Amid pandemic, subdued Makaravilakku festivities at Sabarimala this year


In contrast to last year, when nearly three lakh people thronged the Sabarimala temple premises, the festivities of Makaravilakku today, the most important day of the annual pilgrimage, will wear a subdued look as a result of the ongoing pandemic.

Only 5000 pilgrims will be allowed into the temple complex Thursday to offer prayers with strict Covid-19 protocols of wearing masks and social distancing in place, said officials of the Travancore Devaswom Board (TDB), which administers the hill-top shrine. Entry of pilgrims into the temple complex will be shut at noon.

Throughout the annual pilgrimage, only those who produced negative RT-PCR and antigen test results for Covid-19 were granted permission to climb the hill from the base camp of Pamba, ensuring little or no transmission of the disease.

TDB president N Vasu told reporters that though there is a significant reduction in the number of pilgrims this year due to pandemic restrictions, all security arrangements are in place to ensure that those who do visit the temple are able to make a smooth and happy pilgrimage. Adequate stocks of the principal offerings of appam and aravana payasam are available, he said.

Barricades have been erected at key points to regulate the flow of devotees in the presence of a heavy security blanket. Pilgrims who reached Sabarimala and offered prayers in previous days will not be allowed to stay back atop the hill for the Makaravilakku festivities.

Mohan K Nair, vice-president of the Akhila Bharatha Ayyappa Seva Sangham, a pilgrim group, said they have sent only 70 volunteers this year to assist pilgrims due to low crowds.

“Usually, we send more than 300 volunteers for Makaravilakku. But this year, due to restrictions, there are less devotees,” he said.

By evening today, the Thiruvabharana procession from Pandalam palace, carrying the sacred ornaments and jewels for the presiding deity, will reach Sabarimala where they will be given a formal welcome by minister for temple administration Kadakampally Surendran and top officials of the TDB.

Around 6:30 pm, the sanctum sanctorum of the temple will open for the auspicious Deeparadhana, with the deity wearing the sacred ornaments, followed by the sighting of the Makarajyothi in the Ponnambalamedu hills — the climactic moment of the annual pilgrimage.

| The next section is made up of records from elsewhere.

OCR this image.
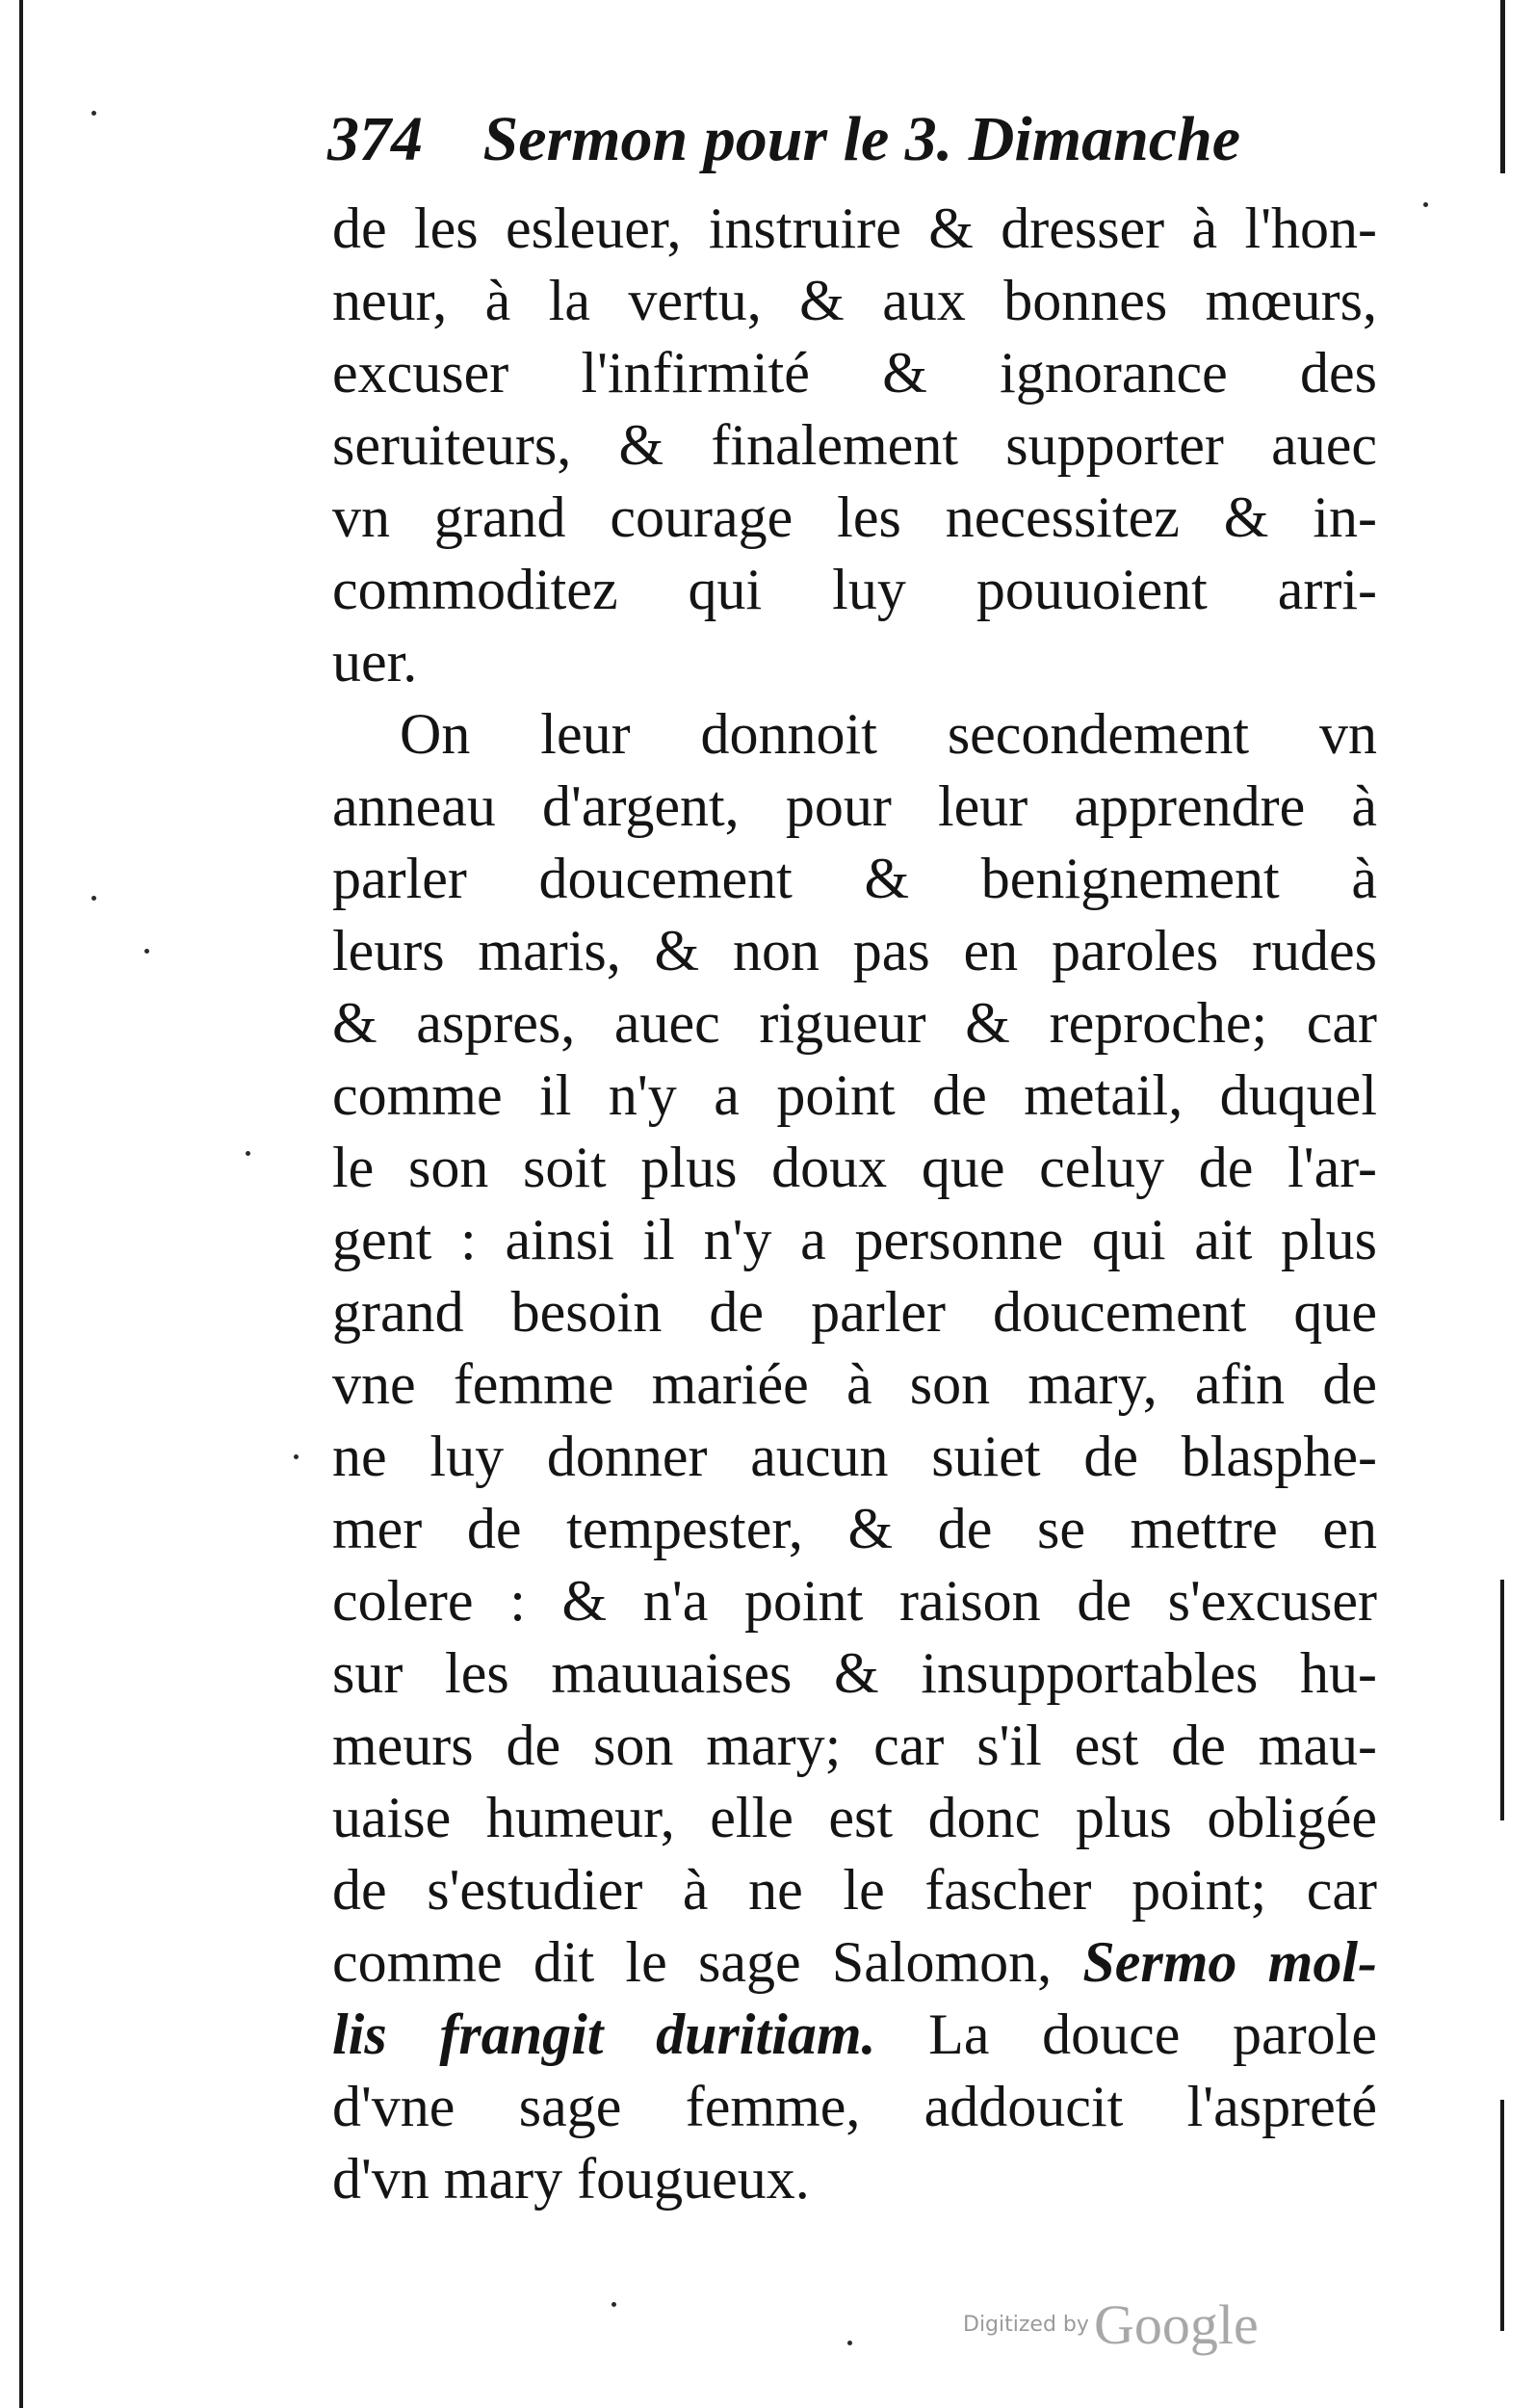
374 Sermon pour le 3. Dimanche
de les esleuer, instruire & dresser à l'hon-
neur, à la vertu, & aux bonnes mœurs,
excuser l'infirmité & ignorance des
seruiteurs, & finalement supporter auec
vn grand courage les necessitez & in-
commoditez qui luy pouuoient arri-
uer.
On leur donnoit secondement vn
anneau d'argent, pour leur apprendre à
parler doucement & benignement à
leurs maris, & non pas en paroles rudes
& aspres, auec rigueur & reproche; car
comme il n'y a point de metail, duquel
le son soit plus doux que celuy de l'ar-
gent : ainsi il n'y a personne qui ait plus
grand besoin de parler doucement que
vne femme mariée à son mary, afin de
ne luy donner aucun suiet de blasphe-
mer de tempester, & de se mettre en
colere : & n'a point raison de s'excuser
sur les mauuaises & insupportables hu-
meurs de son mary; car s'il est de mau-
uaise humeur, elle est donc plus obligée
de s'estudier à ne le fascher point; car
comme dit le sage Salomon, Sermo mol-
lis frangit duritiam. La douce parole
d'vne sage femme, addoucit l'aspreté
d'vn mary fougueux.
Digitized by Google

But this year, people will not be allowed to assemble at places like Pullumedu, Pamba hilltop, Panchalimedu and Parunthumpara to see the Makarajyothi in view of the pandemic protocol.

Pathanamthitta district, the home of the Sabarimala temple, has been seeing a surge in infections in recent weeks and health officials have warned of consequences of large gatherings.

Revenue from pilgrim flow into Sabarimala during Makaravilakku season this year has drastically come down when compared to last year. This year, the TDB’s income was reported at Rs 6.33 crore up till January 12, compared to Rs 60.2 crores in the same period last year. This could force the TDB to ask the state government for additional financial assistance.